Thursday, April 28, 2011

A Matter of Life and Life

Ezekiel 37:1-14
Acts 3:11-26
John 15:12-27
There is a fascinating theme running through our three readings for today. In Ezekiel 37:1-14 the prophet tells of a valley of dry bones restored to life. This is an image both of resurrection (the raising of the bones) and of inspiration (the granting of breath), one suitable for both Easter and Pentecost. But it also speaks of life before and after death. In the book of Acts we read Peter’s words to the crowd in the temple. Speaking of Jesus he says, “and you killed the Author of life, whom God raised from the dead. To this we are witnesses” (Acts 3:14). Here again there is reference to both resurrection and inspiration, for it was by the name of the resurrected Jesus that Peter and John were able to heal a lame man. But again there is an emphasis on life before and after death, because Jesus, who was crucified, is the “Author of life” and the source of life eternal. In John’s gospel we read Jesus’ familiar words, “No one has greater love than this, to lay down one’s life for one’s friends” (John 15:13). Here Jesus points to his death as the source of life for others, inspiring his disciples to live his message of love even in the face of death because death does not really end life; it leads to resurrection. John’s gospel ties it all together nicely.

It is this last passage that is referenced in the Walt Disney film “The Jungle Book.” There Bagheera the leopard offers this eulogy for his friend Boloo the bear. “But you must remember, Mowgli, ‘Greater love hath no one than he who lays down his life for his friend.’ When great deeds are remembered in this jungle, one name will stand above all others: Our friend, Baloo the bear” (“The Jungle Book,” Walt Disney Pictures, 1967). These are “inspiring words” when offered in the film’s context; Baloo has died––Bagheera believes––while saving the life of Mowgli. But in the original context of John’s gospel they are more than inspiring because they point to the life that comes after death.

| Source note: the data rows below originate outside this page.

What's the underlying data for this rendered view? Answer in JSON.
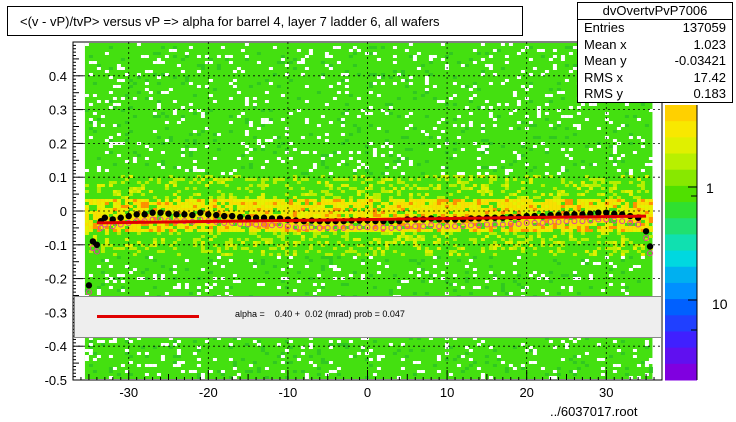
{
  "title": "<(v - vP)/tvP> versus   vP => alpha for barrel 4, layer 7 ladder 6, all wafers",
  "stats": {
    "name": "dvOvertvPvP7006",
    "rows": [
      {
        "label": "Entries",
        "value": "137059"
      },
      {
        "label": "Mean x",
        "value": "1.023"
      },
      {
        "label": "Mean y",
        "value": "-0.03421"
      },
      {
        "label": "RMS x",
        "value": "17.42"
      },
      {
        "label": "RMS y",
        "value": "0.183"
      }
    ]
  },
  "fit": {
    "text": "alpha =    0.40 +  0.02 (mrad) prob = 0.047",
    "line_color": "#e00000"
  },
  "footer": "../6037017.root",
  "chart_data": {
    "type": "heatmap",
    "xlim": [
      -37,
      37
    ],
    "ylim": [
      -0.5,
      0.5
    ],
    "xticks": [
      -30,
      -20,
      -10,
      0,
      10,
      20,
      30
    ],
    "yticks": [
      -0.5,
      -0.4,
      -0.3,
      -0.2,
      -0.1,
      0,
      0.1,
      0.2,
      0.3,
      0.4
    ],
    "ytick_labels": [
      "-0.5",
      "-0.4",
      "-0.3",
      "-0.2",
      "-0.1",
      "0",
      "0.1",
      "0.2",
      "0.3",
      "0.4"
    ],
    "colorbar_labels": [
      "1",
      "10"
    ],
    "grid": true,
    "background_color": "#44e010",
    "profile_mean": {
      "x": [
        -35,
        -34.5,
        -34,
        -33.5,
        -33,
        -32,
        -31,
        -30,
        -29,
        -28,
        -27,
        -26,
        -25,
        -24,
        -23,
        -22,
        -21,
        -20,
        -19,
        -18,
        -17,
        -16,
        -15,
        -14,
        -13,
        -12,
        -11,
        -10,
        -9,
        -8,
        -7,
        -6,
        -5,
        -4,
        -3,
        -2,
        -1,
        0,
        1,
        2,
        3,
        4,
        5,
        6,
        7,
        8,
        9,
        10,
        11,
        12,
        13,
        14,
        15,
        16,
        17,
        18,
        19,
        20,
        21,
        22,
        23,
        24,
        25,
        26,
        27,
        28,
        29,
        30,
        31,
        32,
        33,
        34,
        35,
        35.5
      ],
      "y": [
        -0.22,
        -0.09,
        -0.1,
        -0.03,
        -0.02,
        -0.025,
        -0.02,
        -0.015,
        -0.01,
        -0.01,
        -0.005,
        -0.005,
        -0.008,
        -0.01,
        -0.01,
        -0.012,
        -0.005,
        -0.01,
        -0.012,
        -0.015,
        -0.015,
        -0.018,
        -0.02,
        -0.02,
        -0.02,
        -0.022,
        -0.022,
        -0.025,
        -0.028,
        -0.03,
        -0.028,
        -0.03,
        -0.03,
        -0.03,
        -0.03,
        -0.028,
        -0.028,
        -0.028,
        -0.03,
        -0.03,
        -0.03,
        -0.03,
        -0.025,
        -0.025,
        -0.025,
        -0.022,
        -0.025,
        -0.025,
        -0.025,
        -0.025,
        -0.022,
        -0.022,
        -0.02,
        -0.02,
        -0.02,
        -0.018,
        -0.018,
        -0.015,
        -0.015,
        -0.015,
        -0.012,
        -0.012,
        -0.01,
        -0.01,
        -0.01,
        -0.008,
        -0.005,
        -0.005,
        -0.008,
        -0.01,
        -0.015,
        -0.02,
        -0.06,
        -0.105
      ]
    },
    "fit_line": {
      "x": [
        -34,
        35
      ],
      "y": [
        -0.035,
        -0.015
      ]
    }
  }
}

The season of Eastertide in which we find ourselves is about more than resurrection OR inspiration. It is about life, and the life that comes after life. It is a time to rejoice that Jesus was willing to die, and to remember that God continued to act, even through that death. Like the valley of dry bones and the man born lame, Jesus, too, was raised up. We may look forward to being raised up as well, may hope in the life that comes after death. And we may thank God that Jesus was willing to die for friends, a term which refers to us. Truly, Eastertide is a matter of life and life.

Prayer: Lord, we thank you for your work in raising us up to share in the resurrection life of Jesus Christ, in whose name we pray. Amen.